Though The Stranger‘s Dominic Holden raps him for his record on police reform, he closes his article with a paragraph that may define the McGinn difference. McGinn may not be a great politician, but he’s good at knowing what a changing city like Seattle needs, even if that’s in advance of the general population:

But for Ben Schiendelman, who runs the advocacy group Seattle Subway, there’s no one else speaking to those transportation interests better than the current mayor. “Basically, he’s been effective in quiet ways, and he’s getting more effective as time goes on,” Schiendelman explained. “I think if we want more sidewalks, more bicycle lanes, and more Sound Transit in 2016, rather than 2020 or later, he’s the best person to keep us on track.”

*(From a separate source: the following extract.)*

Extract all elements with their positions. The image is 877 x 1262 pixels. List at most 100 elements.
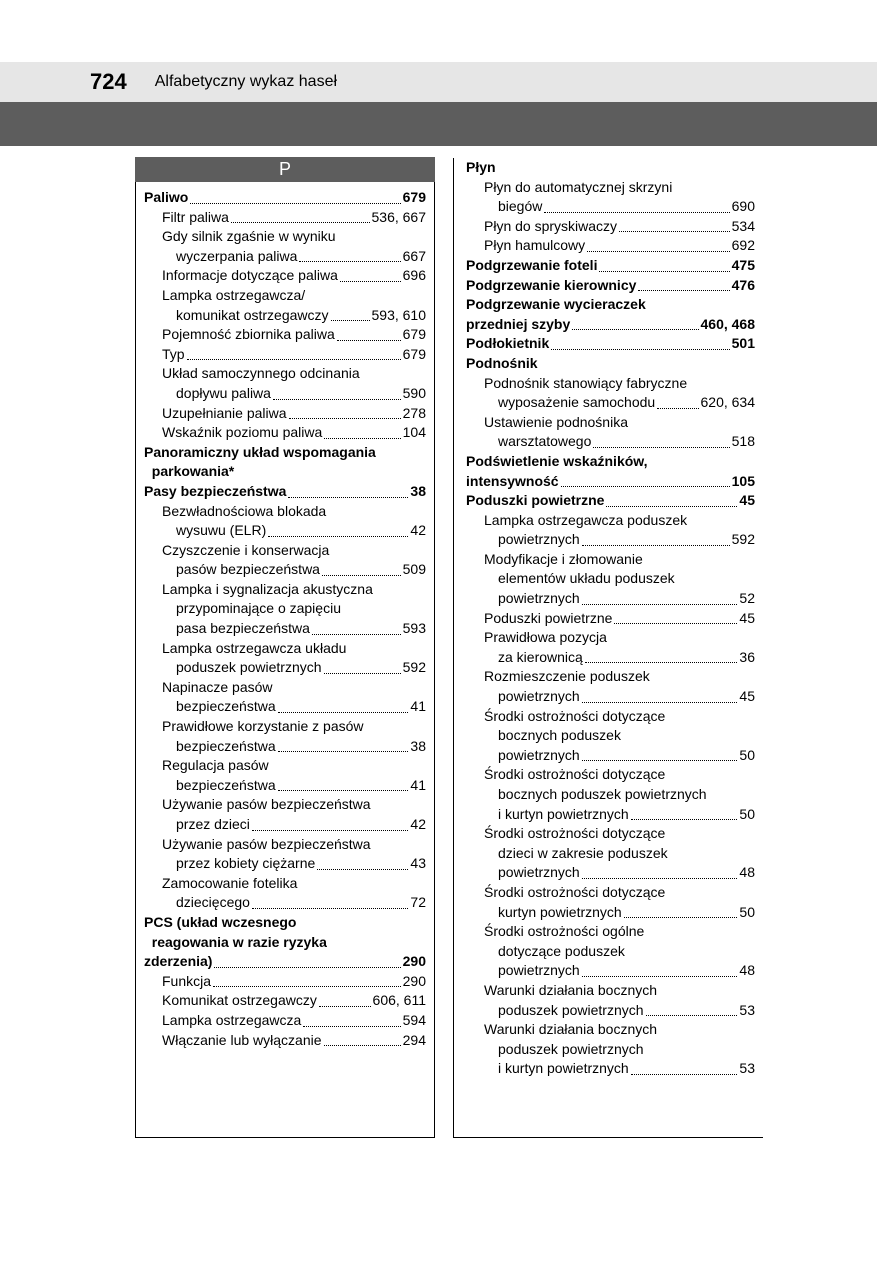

McGinn’s signal successes have mainly to do with infrastructure, and the best use of it. He’s not always right — who would be? — but he asks the right questions, rather than simply sign up for more of the same. Whether it’s putting the city’s dark fiber to use, or pushing ahead on seawall replacement and road diets, while plotting a streetcar network, McGinn has been shaping an infrastructure that Seattle can grow into. (That doesn’t excuse the state of the roads — we still need those, thanks.) His anti-tunnel stance was informed, at least in part, by the limitations of that design.

Interestingly, this kind of vision (the kind that voters come to appreciate years later) is shared to some extent by his not-announced rival, Ron Sims. On the basis of this poll, the other mayoral candidates will want to hit the vision-quest trail shortly.